If you listen to the putzes up in “the city,” our little corner of Brooklyn is full of backwards yokels, intent on destroying the environment through our frequent opposition to bike lanes and our love of automobiles. In fact, another neighborhood website publisher once told us that most other “bloggers” call Sheepshead Bites the anti-bike blog.
Well, I don’t buy it. Never have, never will, and now we’ve got some backup: the New York League of Conservation Voters.
The NYLCV is a statewide environmental advocacy organization that publishes a scorecard evaluating the voting records of elected officials throughout the state. They just wrapped up their New York City Council scorecard, and found that Southern Brooklyn’s representatives are among the most environmentally-concerned folks in the legislative body.
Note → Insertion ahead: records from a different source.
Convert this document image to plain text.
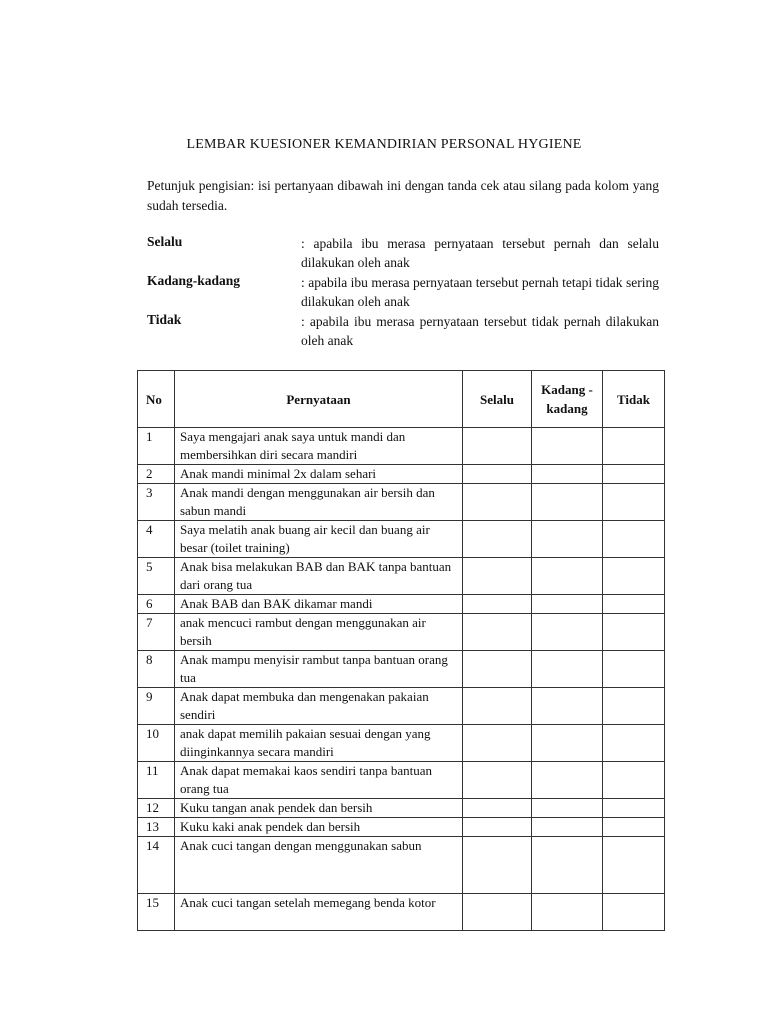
LEMBAR KUESIONER KEMANDIRIAN PERSONAL HYGIENE
Petunjuk pengisian: isi pertanyaan dibawah ini dengan tanda cek atau silang pada kolom yang sudah tersedia.
Selalu	: apabila ibu merasa pernyataan tersebut pernah dan selalu dilakukan oleh anak
Kadang-kadang	: apabila ibu merasa pernyataan tersebut pernah tetapi tidak sering dilakukan oleh anak
Tidak	: apabila ibu merasa pernyataan tersebut tidak pernah dilakukan oleh anak
No	Pernyataan	Selalu	Kadang -kadang	Tidak
1	Saya mengajari anak saya untuk mandi dan membersihkan diri secara mandiri			
2	Anak mandi minimal 2x dalam sehari			
3	Anak mandi dengan menggunakan air bersih dan sabun mandi			
4	Saya melatih anak buang air kecil dan buang air besar (toilet training)			
5	Anak bisa melakukan BAB dan BAK tanpa bantuan dari orang tua			
6	Anak BAB dan BAK dikamar mandi			
7	anak mencuci rambut dengan menggunakan air bersih			
8	Anak mampu menyisir rambut tanpa bantuan orang tua			
9	Anak dapat membuka dan mengenakan pakaian sendiri			
10	anak dapat memilih pakaian sesuai dengan yang diinginkannya secara mandiri			
11	Anak dapat memakai kaos sendiri tanpa bantuan orang tua			
12	Kuku tangan anak pendek dan bersih			
13	Kuku kaki anak pendek dan bersih			
14	Anak cuci tangan dengan menggunakan sabun			
15	Anak cuci tangan setelah memegang benda kotor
And that’s saying a lot – the Council’s average score jumped to 90 this year – up from 68 in 2009 and 45 in 2005 – making it the “most pro-environment Council in recent memory,” the report states.
The group evaluated the votes on 11 bills, including two pieces of legislation introduced by local Councilman Michael Nelson that requires various city departments to make a plan to curb illegal dumping in the waterways, and increased the fines for such illegal dumping.
Speaking of Nelson, he scored a perfect 100. As did Lew Fidler. And Jumaane Williams and David Greenfield.
In fact, the only council person in the vicinity of Community Board 15 that didn’t nail a perfect score was Domenic Recchia, who scored an 82 after missing the vote on Nelson’s waterways bill, and
voting against a bill not sponsoring a bill requiring an increase in storm water-tolerant native vegetation in order to reduce combined sewer overflows. [ADDITIONAL INFO PROVIDED BY RECCHIA'S OFFICE BELOW]
In all, 22 of the council’s 51 members received perfect scores. The three worst scores were Councilmembers Helen Foster (36), Annabel Palma (64) and Larry Seabrook (64) – all representing the Bronx.
UPDATE (4/12/2012): Domenic Recchia’s office got in touch to let us know that the bill mentioned above, requiring an increase in storm water-tolerant vegetation, never came up for a vote and so he did not vote against it. “Intro 75 is still laid over in the Committee on Environmental Protection of which Councilman Recchia is not a member and therefore could not cast a vote,” his office told us. His office added that not all of the bills the NYLCV evaluated actually came to a vote, and the ones that did not were evaluated by whether or not the councilmember was listed as a co-sponsor. And since the bill never came to a vote, the councilman was unfamiliar with its contents and so could not say whether he would have voted for it or not.